“Anyone who read this story would know who I was” (127). So says the narrator of Old School as he finishes typing “Summer Dance,” the story that will win him a chance to meet with his idol, Ernest Hemingway. The irony, of course, is that the narrator has—by anyone’s standards, including his own—stolen “Summer Dance” from another writer, a young woman at another school, literally retyping her story while making only those changes needed to identify him rather than her as its author.
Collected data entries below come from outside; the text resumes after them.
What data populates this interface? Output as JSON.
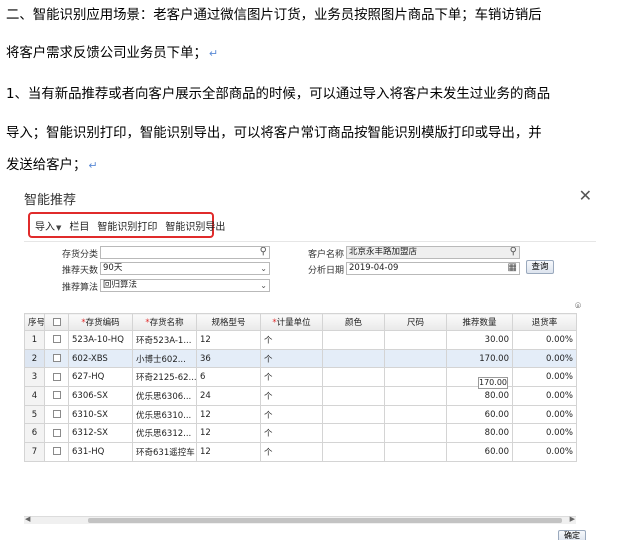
{
  "doc": {
    "p1": "二、智能识别应用场景：老客户通过微信图片订货，业务员按照图片商品下单；车销访销后",
    "p2": "将客户需求反馈公司业务员下单；",
    "p3": "1、当有新品推荐或者向客户展示全部商品的时候，可以通过导入将客户未发生过业务的商品",
    "p4": "导入；智能识别打印，智能识别导出，可以将客户常订商品按智能识别模版打印或导出，并",
    "p5": "发送给客户；",
    "para_mark": "↵"
  },
  "window": {
    "title": "智能推荐",
    "close_glyph": "✕"
  },
  "toolbar": {
    "import_label": "导入",
    "import_caret": "▼",
    "columns_label": "栏目",
    "smart_print_label": "智能识别打印",
    "smart_export_label": "智能识别导出"
  },
  "form": {
    "inventory_class_label": "存货分类",
    "inventory_class_value": "",
    "recommend_days_label": "推荐天数",
    "recommend_days_value": "90天",
    "recommend_algo_label": "推荐算法",
    "recommend_algo_value": "回归算法",
    "customer_name_label": "客户名称",
    "customer_name_value": "北京永丰路加盟店",
    "analysis_date_label": "分析日期",
    "analysis_date_value": "2019-04-09",
    "query_button": "查询",
    "search_glyph": "⚲",
    "chevron_glyph": "⌄",
    "calendar_glyph": "▦"
  },
  "location_glyph": "⌾",
  "table": {
    "headers": {
      "seq": "序号",
      "code": "存货编码",
      "name": "存货名称",
      "spec": "规格型号",
      "unit": "计量单位",
      "color": "颜色",
      "size": "尺码",
      "qty": "推荐数量",
      "return_rate": "退货率",
      "req_mark": "*"
    },
    "rows": [
      {
        "seq": "1",
        "code": "523A-10-HQ",
        "name": "环奇523A-1...",
        "spec": "12",
        "unit": "个",
        "color": "",
        "size": "",
        "qty": "30.00",
        "rate": "0.00%"
      },
      {
        "seq": "2",
        "code": "602-XBS",
        "name": "小博士602...",
        "spec": "36",
        "unit": "个",
        "color": "",
        "size": "",
        "qty": "170.00",
        "rate": "0.00%"
      },
      {
        "seq": "3",
        "code": "627-HQ",
        "name": "环奇2125-62...",
        "spec": "6",
        "unit": "个",
        "color": "",
        "size": "",
        "qty": "",
        "rate": "0.00%"
      },
      {
        "seq": "4",
        "code": "6306-SX",
        "name": "优乐思6306...",
        "spec": "24",
        "unit": "个",
        "color": "",
        "size": "",
        "qty": "80.00",
        "rate": "0.00%"
      },
      {
        "seq": "5",
        "code": "6310-SX",
        "name": "优乐思6310...",
        "spec": "12",
        "unit": "个",
        "color": "",
        "size": "",
        "qty": "60.00",
        "rate": "0.00%"
      },
      {
        "seq": "6",
        "code": "6312-SX",
        "name": "优乐思6312...",
        "spec": "12",
        "unit": "个",
        "color": "",
        "size": "",
        "qty": "80.00",
        "rate": "0.00%"
      },
      {
        "seq": "7",
        "code": "631-HQ",
        "name": "环奇631遥控车",
        "spec": "12",
        "unit": "个",
        "color": "",
        "size": "",
        "qty": "60.00",
        "rate": "0.00%"
      }
    ],
    "tooltip": "170.00"
  },
  "scroll": {
    "left_glyph": "◀",
    "right_glyph": "▶"
  },
  "ok_button": "确定"
}
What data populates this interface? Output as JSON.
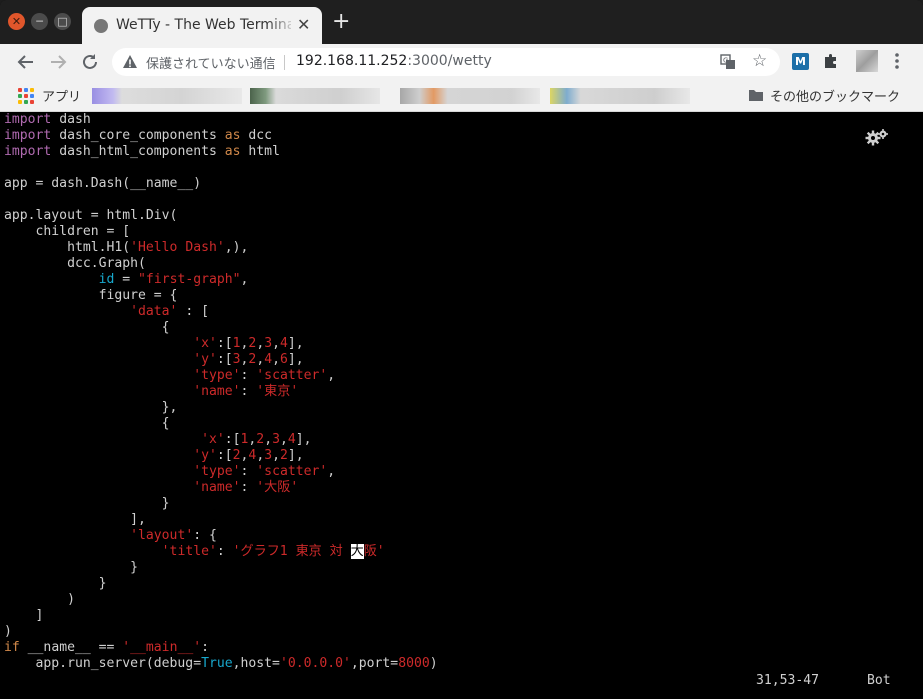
{
  "window": {
    "tab_title": "WeTTy - The Web Terminal",
    "new_tab_label": "+"
  },
  "toolbar": {
    "security_label": "保護されていない通信",
    "url_host": "192.168.11.252",
    "url_path": ":3000/wetty",
    "extension_m_label": "M"
  },
  "bookmarks": {
    "apps_label": "アプリ",
    "other_label": "その他のブックマーク"
  },
  "terminal": {
    "lines": [
      [
        {
          "t": "import",
          "c": "kw"
        },
        {
          "t": " dash"
        }
      ],
      [
        {
          "t": "import",
          "c": "kw"
        },
        {
          "t": " dash_core_components "
        },
        {
          "t": "as",
          "c": "op"
        },
        {
          "t": " dcc"
        }
      ],
      [
        {
          "t": "import",
          "c": "kw"
        },
        {
          "t": " dash_html_components "
        },
        {
          "t": "as",
          "c": "op"
        },
        {
          "t": " html"
        }
      ],
      [],
      [
        {
          "t": "app = dash.Dash(__name__)"
        }
      ],
      [],
      [
        {
          "t": "app.layout = html.Div("
        }
      ],
      [
        {
          "t": "    children = ["
        }
      ],
      [
        {
          "t": "        html.H1("
        },
        {
          "t": "'Hello Dash'",
          "c": "str"
        },
        {
          "t": ",),"
        }
      ],
      [
        {
          "t": "        dcc.Graph("
        }
      ],
      [
        {
          "t": "            "
        },
        {
          "t": "id",
          "c": "attr"
        },
        {
          "t": " = "
        },
        {
          "t": "\"first-graph\"",
          "c": "str"
        },
        {
          "t": ","
        }
      ],
      [
        {
          "t": "            figure = {"
        }
      ],
      [
        {
          "t": "                "
        },
        {
          "t": "'data'",
          "c": "str"
        },
        {
          "t": " : ["
        }
      ],
      [
        {
          "t": "                    {"
        }
      ],
      [
        {
          "t": "                        "
        },
        {
          "t": "'x'",
          "c": "str"
        },
        {
          "t": ":["
        },
        {
          "t": "1",
          "c": "num"
        },
        {
          "t": ","
        },
        {
          "t": "2",
          "c": "num"
        },
        {
          "t": ","
        },
        {
          "t": "3",
          "c": "num"
        },
        {
          "t": ","
        },
        {
          "t": "4",
          "c": "num"
        },
        {
          "t": "],"
        }
      ],
      [
        {
          "t": "                        "
        },
        {
          "t": "'y'",
          "c": "str"
        },
        {
          "t": ":["
        },
        {
          "t": "3",
          "c": "num"
        },
        {
          "t": ","
        },
        {
          "t": "2",
          "c": "num"
        },
        {
          "t": ","
        },
        {
          "t": "4",
          "c": "num"
        },
        {
          "t": ","
        },
        {
          "t": "6",
          "c": "num"
        },
        {
          "t": "],"
        }
      ],
      [
        {
          "t": "                        "
        },
        {
          "t": "'type'",
          "c": "str"
        },
        {
          "t": ": "
        },
        {
          "t": "'scatter'",
          "c": "str"
        },
        {
          "t": ","
        }
      ],
      [
        {
          "t": "                        "
        },
        {
          "t": "'name'",
          "c": "str"
        },
        {
          "t": ": "
        },
        {
          "t": "'東京'",
          "c": "str"
        }
      ],
      [
        {
          "t": "                    },"
        }
      ],
      [
        {
          "t": "                    {"
        }
      ],
      [
        {
          "t": "                         "
        },
        {
          "t": "'x'",
          "c": "str"
        },
        {
          "t": ":["
        },
        {
          "t": "1",
          "c": "num"
        },
        {
          "t": ","
        },
        {
          "t": "2",
          "c": "num"
        },
        {
          "t": ","
        },
        {
          "t": "3",
          "c": "num"
        },
        {
          "t": ","
        },
        {
          "t": "4",
          "c": "num"
        },
        {
          "t": "],"
        }
      ],
      [
        {
          "t": "                        "
        },
        {
          "t": "'y'",
          "c": "str"
        },
        {
          "t": ":["
        },
        {
          "t": "2",
          "c": "num"
        },
        {
          "t": ","
        },
        {
          "t": "4",
          "c": "num"
        },
        {
          "t": ","
        },
        {
          "t": "3",
          "c": "num"
        },
        {
          "t": ","
        },
        {
          "t": "2",
          "c": "num"
        },
        {
          "t": "],"
        }
      ],
      [
        {
          "t": "                        "
        },
        {
          "t": "'type'",
          "c": "str"
        },
        {
          "t": ": "
        },
        {
          "t": "'scatter'",
          "c": "str"
        },
        {
          "t": ","
        }
      ],
      [
        {
          "t": "                        "
        },
        {
          "t": "'name'",
          "c": "str"
        },
        {
          "t": ": "
        },
        {
          "t": "'大阪'",
          "c": "str"
        }
      ],
      [
        {
          "t": "                    }"
        }
      ],
      [
        {
          "t": "                ],"
        }
      ],
      [
        {
          "t": "                "
        },
        {
          "t": "'layout'",
          "c": "str"
        },
        {
          "t": ": {"
        }
      ],
      [
        {
          "t": "                    "
        },
        {
          "t": "'title'",
          "c": "str"
        },
        {
          "t": ": "
        },
        {
          "t": "'グラフ1 東京 対 ",
          "c": "str"
        },
        {
          "t": "大",
          "c": "cursor"
        },
        {
          "t": "阪'",
          "c": "str"
        }
      ],
      [
        {
          "t": "                }"
        }
      ],
      [
        {
          "t": "            }"
        }
      ],
      [
        {
          "t": "        )"
        }
      ],
      [
        {
          "t": "    ]"
        }
      ],
      [
        {
          "t": ")"
        }
      ],
      [
        {
          "t": "if",
          "c": "op"
        },
        {
          "t": " __name__ == "
        },
        {
          "t": "'__main__'",
          "c": "str"
        },
        {
          "t": ":"
        }
      ],
      [
        {
          "t": "    app.run_server(debug="
        },
        {
          "t": "True",
          "c": "attr"
        },
        {
          "t": ",host="
        },
        {
          "t": "'0.0.0.0'",
          "c": "str"
        },
        {
          "t": ",port="
        },
        {
          "t": "8000",
          "c": "num"
        },
        {
          "t": ")"
        }
      ]
    ],
    "status_position": "31,53-47",
    "status_scroll": "Bot"
  },
  "colors": {
    "keyword": "#b06ab0",
    "operator": "#d0884a",
    "string": "#cd2a2a",
    "attribute": "#17a8cd",
    "foreground": "#d0d0d0",
    "background": "#000000"
  },
  "icons": [
    "close-icon",
    "minimize-icon",
    "maximize-icon",
    "globe-icon",
    "tab-close-icon",
    "back-arrow-icon",
    "forward-arrow-icon",
    "reload-icon",
    "warning-icon",
    "translate-icon",
    "star-icon",
    "puzzle-icon",
    "menu-dots-icon",
    "apps-icon",
    "folder-icon",
    "gear-icon"
  ]
}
Please write a brief essay (750 words or so) in which you try to make sense of this charged and troubling moment in the novel. The narrator of Old School is, after all, a pretty likable, and it would seem, honest young man. So how could copying someone else’s work possibly feel authentic or true to him (even if he later regrets his decision)? How might his plagiarism be connected to his (and the other boys’) baldfaced attempts to imitate authors like Frost, Rand, and Hemingway? How might it be connected to the misimpression that Dean Makepeace almost allows to destroy his career? How might it be connected to the stunning appropriation of the Bible that Wollf ends his novel with?
What I hope is not that you will answer each of the questions above, one after the next, but that you will use them to reflect on what Old School suggests about the links between imitation, plagiarism, and identity.
I look forward to reading what you have to say. Please post your essay to Dropbox by 9:00 am on Fri, 1/27.